Ce qui surprend aussi, c’est la façon avec laquelle Trahan nous fait glisser d’un regard analytique – je dirais même sémiologique – à un regard désirant. En débusquant les récurrences, il montre ce qu’il y a de construit dans les images – pornographiques, entre autres. Par exemple, dans son triptyque de nus debout dans des espaces dépouillés et uniformément bleus, c’est d’abord vers la couleur qu’on tourne notre regard, étonnés de ce choix commun de directeurs artistiques. Après être passés d’une nuance à l’autre, nos yeux vont d’un corps à l’autre, puis d’un corps à un bleu, à un autre, et soudain l’étrangeté des scènes se trouve réactualisée. Dans son agencement d’agencements, Trahan redonne une fluidité à l’agencement figé et nous ramène à la source du désir, au sentiment d’immanence qui le sous-tend. Parfois, c’est tout un imaginaire cliché qui est réinvesti, celui du cow-boy par exemple ; à travers les variations sur la chevauchée, par exemple, les dimensions chorégraphique, ludique et même comique de la sexualité se révèlent.

Peut-on réaliser ce tour de force sans faire de l’art ? La question se pose… mais doit-elle être tranchée ? Les triptyques sont beaucoup moins conceptuels que les œuvres que Trahan expose dans les galeries et les musées. Ils sont aussi moins graves, moins austères, moins énigmatiques. Mais malgré leur extravagance, leur frivolité et leur dimension fantasmatique, ils rejoignent en plusieurs points les préoccupations des productions « sérieuses » de Trahan. Des mots éparpillés ici et là rappellent son intérêt majeur pour les langues. Et puis, il y a cette fascination pour ce qui est occulté, pour les rapports entre art et design, pour l’hétérogénéité, pour la lumière, pour l’histoire… On pourrait même voir, dans le jeu des triptyques, une dimension politique et critique, certes moins directe que dans les expositions The Nervous Age et Notte elettrica, mais non moins pertinente car, par sa persistance et son engagement à étonner vraiment, Trahan ne fait rien de moins que de résister au déficit de l’attention généralisé dans lequel notre nouvel « âge nerveux » semble sombrer, mais aussi à cette tyrannie des al­gorithmes qui tente de nous persuader de laisser les machines désirer à notre place. Pour ne pas perdre notre essence, une éthique de l’agencement est la bienvenue.
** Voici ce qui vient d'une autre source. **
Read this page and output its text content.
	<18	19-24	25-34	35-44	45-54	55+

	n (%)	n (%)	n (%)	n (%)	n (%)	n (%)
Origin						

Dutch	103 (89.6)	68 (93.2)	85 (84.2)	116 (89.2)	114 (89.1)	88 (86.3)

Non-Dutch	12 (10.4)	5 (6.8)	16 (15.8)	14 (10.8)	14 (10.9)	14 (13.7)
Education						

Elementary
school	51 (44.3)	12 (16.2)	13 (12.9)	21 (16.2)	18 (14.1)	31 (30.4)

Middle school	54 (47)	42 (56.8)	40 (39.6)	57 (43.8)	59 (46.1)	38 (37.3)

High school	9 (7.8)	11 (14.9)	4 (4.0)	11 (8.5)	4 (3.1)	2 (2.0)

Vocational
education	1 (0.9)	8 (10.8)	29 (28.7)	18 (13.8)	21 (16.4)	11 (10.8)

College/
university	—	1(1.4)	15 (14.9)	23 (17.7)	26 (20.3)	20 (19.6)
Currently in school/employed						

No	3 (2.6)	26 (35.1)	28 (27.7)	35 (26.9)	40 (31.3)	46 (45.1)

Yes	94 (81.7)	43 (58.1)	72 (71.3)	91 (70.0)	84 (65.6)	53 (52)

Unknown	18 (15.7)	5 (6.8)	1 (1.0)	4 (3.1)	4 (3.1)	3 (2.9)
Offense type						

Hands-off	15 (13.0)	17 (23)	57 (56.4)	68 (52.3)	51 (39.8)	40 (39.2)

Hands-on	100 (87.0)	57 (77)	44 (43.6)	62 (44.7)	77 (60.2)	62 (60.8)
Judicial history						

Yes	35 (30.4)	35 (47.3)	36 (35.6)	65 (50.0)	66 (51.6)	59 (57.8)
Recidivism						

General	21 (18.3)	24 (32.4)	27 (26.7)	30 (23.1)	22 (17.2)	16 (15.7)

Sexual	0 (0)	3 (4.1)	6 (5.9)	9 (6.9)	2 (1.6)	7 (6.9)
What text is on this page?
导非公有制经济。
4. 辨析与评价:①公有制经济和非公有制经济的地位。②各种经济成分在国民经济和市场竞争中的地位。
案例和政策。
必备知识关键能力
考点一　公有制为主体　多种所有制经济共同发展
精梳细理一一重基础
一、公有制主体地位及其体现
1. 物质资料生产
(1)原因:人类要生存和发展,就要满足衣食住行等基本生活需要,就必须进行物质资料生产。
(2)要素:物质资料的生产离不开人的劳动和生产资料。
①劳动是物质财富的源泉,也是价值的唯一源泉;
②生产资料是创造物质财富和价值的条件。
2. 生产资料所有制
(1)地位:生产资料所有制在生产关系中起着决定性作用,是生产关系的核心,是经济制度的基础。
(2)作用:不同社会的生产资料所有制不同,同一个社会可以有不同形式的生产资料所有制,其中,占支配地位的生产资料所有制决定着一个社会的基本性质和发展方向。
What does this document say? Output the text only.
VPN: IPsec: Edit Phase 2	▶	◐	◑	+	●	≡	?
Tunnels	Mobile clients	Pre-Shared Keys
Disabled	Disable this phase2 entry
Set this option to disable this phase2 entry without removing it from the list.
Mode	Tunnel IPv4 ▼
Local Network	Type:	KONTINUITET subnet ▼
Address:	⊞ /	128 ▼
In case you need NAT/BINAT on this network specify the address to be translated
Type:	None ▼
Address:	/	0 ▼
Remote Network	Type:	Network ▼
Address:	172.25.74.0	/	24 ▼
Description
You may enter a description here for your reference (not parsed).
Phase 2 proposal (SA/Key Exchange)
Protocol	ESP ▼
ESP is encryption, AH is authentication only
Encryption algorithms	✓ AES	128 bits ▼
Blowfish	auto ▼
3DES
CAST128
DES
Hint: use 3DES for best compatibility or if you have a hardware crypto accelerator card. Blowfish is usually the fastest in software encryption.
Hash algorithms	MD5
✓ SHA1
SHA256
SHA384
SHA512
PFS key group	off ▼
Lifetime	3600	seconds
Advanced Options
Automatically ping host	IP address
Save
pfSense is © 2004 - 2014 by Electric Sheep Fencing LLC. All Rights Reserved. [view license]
1 Extraits de L’abécédaire de Gilles Deleuze, réalisé par Michel Pamart en 1988.

 

Charles Guilbert écrit de la prose, de la poésie, un journal, des critiques. Il dessine, chante, fait des vidéos. Ses œuvres ont été présentées dans divers pays, notamment en France, au Luxembourg, au Mexique et au Japon. Au Québec, il a entre autres participé à la Biennale de Montréal (1998) et à la Manif d’art (2005). À l’automne 2016, des œuvres qu’il a créées avec Nathalie Caron seront présentées au Musée national des beaux-arts du Québec et au Centre VU.